Zehn Jahre später – 20. August 2022: Auf dem Berner Bundesplatz versammeln sich Vertreterinnen und Vertreter zahlreicher Schweizer NGO, um die Petition «Versprechen halten» zu lancieren. Ihr Anliegen: Ein wirksames Schweizer Gesetz für mehr Konzernverantwortung. Dafür wollen sie innerhalb von drei Monaten 100’000 Unterschriften sammeln.
Es ist das x-te Kapitel einer bereits weit fortgeschrittenen Schweizer Polit-Geschichte. Es ist vielleicht das entscheidende Kapitel.

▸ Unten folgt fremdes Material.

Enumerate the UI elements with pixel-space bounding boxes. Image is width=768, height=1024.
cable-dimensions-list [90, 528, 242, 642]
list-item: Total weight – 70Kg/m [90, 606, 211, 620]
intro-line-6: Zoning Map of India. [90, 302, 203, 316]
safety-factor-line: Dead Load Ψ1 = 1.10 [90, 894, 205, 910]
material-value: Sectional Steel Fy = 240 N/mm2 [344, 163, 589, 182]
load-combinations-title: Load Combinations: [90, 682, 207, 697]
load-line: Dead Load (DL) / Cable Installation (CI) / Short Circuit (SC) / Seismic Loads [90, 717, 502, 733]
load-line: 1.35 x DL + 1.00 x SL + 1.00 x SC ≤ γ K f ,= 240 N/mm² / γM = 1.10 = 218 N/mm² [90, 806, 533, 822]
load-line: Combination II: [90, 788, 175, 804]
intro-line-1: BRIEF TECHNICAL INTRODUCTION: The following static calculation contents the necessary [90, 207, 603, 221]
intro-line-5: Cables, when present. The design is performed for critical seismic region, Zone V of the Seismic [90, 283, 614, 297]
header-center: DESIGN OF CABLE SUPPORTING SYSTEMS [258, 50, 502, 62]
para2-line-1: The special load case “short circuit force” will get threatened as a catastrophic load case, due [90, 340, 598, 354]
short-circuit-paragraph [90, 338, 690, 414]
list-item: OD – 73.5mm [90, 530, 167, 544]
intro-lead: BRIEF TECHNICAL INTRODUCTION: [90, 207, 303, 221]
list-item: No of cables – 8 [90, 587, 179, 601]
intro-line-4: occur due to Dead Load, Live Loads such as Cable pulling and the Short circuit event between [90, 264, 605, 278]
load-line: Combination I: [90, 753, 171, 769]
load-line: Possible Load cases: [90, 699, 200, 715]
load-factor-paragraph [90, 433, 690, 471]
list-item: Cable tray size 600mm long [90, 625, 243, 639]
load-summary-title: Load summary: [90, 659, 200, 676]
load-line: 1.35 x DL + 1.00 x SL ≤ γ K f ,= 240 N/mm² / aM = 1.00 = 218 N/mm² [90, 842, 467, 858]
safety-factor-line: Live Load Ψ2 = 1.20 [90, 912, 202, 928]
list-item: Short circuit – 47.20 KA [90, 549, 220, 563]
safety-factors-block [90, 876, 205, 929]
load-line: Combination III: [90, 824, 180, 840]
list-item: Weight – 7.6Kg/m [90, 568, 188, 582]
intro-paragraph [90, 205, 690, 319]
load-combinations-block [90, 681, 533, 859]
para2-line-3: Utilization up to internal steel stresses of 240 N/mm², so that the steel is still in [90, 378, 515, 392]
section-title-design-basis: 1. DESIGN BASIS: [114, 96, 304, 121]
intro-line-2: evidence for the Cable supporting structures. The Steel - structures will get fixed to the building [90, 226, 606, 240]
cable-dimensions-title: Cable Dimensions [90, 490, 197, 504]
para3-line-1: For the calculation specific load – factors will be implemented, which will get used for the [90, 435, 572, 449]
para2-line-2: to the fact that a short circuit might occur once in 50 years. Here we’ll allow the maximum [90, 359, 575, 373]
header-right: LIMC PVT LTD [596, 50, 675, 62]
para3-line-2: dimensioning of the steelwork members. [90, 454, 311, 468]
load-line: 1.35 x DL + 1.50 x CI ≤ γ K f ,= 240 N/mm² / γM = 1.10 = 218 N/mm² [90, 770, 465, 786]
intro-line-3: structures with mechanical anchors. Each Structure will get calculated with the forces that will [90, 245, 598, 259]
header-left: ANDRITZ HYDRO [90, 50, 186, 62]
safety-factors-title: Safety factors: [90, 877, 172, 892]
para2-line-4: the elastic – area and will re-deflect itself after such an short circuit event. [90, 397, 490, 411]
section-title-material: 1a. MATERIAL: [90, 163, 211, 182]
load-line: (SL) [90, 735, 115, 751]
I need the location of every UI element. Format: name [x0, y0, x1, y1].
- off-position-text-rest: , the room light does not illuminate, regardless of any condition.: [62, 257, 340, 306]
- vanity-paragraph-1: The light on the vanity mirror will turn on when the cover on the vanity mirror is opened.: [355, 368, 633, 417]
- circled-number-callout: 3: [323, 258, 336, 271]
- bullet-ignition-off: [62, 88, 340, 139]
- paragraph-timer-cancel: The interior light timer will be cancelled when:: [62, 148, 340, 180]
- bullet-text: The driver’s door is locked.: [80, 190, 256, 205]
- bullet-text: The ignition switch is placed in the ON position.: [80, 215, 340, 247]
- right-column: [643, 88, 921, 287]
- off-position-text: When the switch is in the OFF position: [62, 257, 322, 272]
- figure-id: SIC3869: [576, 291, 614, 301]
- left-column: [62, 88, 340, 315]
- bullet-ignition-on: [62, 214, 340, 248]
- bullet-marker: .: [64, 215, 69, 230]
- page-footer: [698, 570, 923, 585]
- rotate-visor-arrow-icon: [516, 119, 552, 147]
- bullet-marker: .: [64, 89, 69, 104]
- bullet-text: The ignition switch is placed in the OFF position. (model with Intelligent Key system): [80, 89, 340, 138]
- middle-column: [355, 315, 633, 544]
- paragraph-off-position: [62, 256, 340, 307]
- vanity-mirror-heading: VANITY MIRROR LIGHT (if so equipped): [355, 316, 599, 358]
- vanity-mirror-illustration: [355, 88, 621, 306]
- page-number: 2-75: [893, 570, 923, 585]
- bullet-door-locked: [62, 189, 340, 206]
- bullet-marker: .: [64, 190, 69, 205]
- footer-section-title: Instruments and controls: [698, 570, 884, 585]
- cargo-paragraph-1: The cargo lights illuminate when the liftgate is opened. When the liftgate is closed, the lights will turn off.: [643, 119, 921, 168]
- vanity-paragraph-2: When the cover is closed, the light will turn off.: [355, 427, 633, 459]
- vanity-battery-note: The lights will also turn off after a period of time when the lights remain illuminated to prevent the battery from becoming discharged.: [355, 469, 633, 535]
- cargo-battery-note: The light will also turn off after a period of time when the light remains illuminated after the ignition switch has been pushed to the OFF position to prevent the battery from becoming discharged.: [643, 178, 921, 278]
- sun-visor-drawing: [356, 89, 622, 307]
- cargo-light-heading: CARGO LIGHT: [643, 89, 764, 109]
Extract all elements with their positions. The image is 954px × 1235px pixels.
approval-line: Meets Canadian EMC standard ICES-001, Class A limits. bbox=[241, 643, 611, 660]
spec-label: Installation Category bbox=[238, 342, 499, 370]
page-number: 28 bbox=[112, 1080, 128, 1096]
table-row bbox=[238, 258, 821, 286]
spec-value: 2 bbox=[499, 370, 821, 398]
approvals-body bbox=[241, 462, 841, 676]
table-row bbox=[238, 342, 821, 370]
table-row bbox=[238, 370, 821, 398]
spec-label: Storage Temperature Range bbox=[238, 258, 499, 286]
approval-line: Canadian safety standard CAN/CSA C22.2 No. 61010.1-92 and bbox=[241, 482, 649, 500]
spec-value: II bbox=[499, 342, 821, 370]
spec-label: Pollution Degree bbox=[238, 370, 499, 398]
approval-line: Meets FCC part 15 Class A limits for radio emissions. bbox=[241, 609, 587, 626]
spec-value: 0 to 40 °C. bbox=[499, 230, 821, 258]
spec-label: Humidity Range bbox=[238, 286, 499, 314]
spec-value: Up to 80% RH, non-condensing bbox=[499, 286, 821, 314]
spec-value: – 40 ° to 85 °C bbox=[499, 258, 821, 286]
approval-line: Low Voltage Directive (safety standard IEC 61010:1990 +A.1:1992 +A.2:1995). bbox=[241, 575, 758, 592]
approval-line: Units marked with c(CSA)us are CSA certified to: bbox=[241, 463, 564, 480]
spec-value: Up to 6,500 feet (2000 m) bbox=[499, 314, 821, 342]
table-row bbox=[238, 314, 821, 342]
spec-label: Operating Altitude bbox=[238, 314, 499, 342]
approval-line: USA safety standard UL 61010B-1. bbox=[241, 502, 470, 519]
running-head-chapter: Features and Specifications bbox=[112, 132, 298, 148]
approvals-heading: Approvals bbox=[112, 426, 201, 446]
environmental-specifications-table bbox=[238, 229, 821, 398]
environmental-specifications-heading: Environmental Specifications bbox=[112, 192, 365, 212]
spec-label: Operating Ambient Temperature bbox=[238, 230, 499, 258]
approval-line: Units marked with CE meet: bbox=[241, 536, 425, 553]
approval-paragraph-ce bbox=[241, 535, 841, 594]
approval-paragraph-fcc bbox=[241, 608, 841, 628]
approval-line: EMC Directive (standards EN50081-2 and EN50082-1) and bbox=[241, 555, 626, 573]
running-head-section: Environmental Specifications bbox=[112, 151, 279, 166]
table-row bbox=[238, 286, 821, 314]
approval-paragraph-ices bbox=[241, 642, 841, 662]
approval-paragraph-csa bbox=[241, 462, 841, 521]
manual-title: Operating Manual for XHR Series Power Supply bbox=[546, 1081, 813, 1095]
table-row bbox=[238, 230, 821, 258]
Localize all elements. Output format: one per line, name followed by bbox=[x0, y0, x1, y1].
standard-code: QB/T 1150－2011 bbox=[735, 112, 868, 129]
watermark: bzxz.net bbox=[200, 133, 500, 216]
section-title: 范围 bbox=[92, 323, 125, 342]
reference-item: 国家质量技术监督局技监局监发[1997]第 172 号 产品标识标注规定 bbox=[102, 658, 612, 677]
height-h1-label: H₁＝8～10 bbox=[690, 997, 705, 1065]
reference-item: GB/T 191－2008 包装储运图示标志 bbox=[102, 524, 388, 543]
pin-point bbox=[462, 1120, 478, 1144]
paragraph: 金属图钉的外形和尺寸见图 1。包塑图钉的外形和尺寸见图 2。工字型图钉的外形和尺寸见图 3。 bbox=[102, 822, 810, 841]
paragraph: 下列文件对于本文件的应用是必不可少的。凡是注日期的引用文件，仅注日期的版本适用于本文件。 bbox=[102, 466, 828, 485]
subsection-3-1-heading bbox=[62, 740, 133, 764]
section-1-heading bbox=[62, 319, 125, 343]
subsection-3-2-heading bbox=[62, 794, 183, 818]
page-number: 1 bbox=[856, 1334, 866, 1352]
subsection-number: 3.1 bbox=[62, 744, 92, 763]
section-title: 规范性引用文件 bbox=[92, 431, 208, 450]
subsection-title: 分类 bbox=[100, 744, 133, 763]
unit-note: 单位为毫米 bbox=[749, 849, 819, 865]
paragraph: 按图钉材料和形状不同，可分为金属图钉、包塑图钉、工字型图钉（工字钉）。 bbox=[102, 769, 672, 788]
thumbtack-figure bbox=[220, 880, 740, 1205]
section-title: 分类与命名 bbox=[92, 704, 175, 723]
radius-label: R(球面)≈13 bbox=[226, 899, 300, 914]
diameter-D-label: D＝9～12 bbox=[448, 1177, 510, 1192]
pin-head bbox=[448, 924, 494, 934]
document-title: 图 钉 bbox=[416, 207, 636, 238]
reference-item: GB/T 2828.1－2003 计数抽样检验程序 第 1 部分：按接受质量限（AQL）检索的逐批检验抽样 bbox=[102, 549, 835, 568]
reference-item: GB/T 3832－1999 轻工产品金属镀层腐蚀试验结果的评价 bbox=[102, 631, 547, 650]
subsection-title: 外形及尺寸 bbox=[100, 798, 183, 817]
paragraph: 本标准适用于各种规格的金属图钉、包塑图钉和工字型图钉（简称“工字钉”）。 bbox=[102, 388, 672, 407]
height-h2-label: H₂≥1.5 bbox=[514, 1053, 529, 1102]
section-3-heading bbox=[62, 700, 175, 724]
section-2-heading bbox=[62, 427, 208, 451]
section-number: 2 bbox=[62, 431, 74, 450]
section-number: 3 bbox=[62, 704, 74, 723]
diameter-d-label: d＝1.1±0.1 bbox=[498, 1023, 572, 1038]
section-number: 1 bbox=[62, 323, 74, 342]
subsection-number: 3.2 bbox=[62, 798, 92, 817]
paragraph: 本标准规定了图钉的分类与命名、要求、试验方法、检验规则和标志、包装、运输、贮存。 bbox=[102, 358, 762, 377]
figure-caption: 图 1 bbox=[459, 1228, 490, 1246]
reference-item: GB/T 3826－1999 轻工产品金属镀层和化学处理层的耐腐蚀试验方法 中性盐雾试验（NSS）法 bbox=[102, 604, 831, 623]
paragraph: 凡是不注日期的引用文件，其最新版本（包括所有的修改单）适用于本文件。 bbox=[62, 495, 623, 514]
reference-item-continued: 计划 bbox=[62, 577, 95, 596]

Denn seit jenem regnerischen Tag im Juni 2012 wurde schweizweit so viel über das Geschäftsgebaren global tätiger Konzerne debattiert, dass sich die öffentliche Wahrnehmung spürbar verändert und die Bevölkerung eine kritische Haltung entwickelt hat. Das zeigte sich spätestens im November 2020, als sich eine Mehrheit der Stimmberechtigten für die «Konzernverantwortungsinitiative» aussprach.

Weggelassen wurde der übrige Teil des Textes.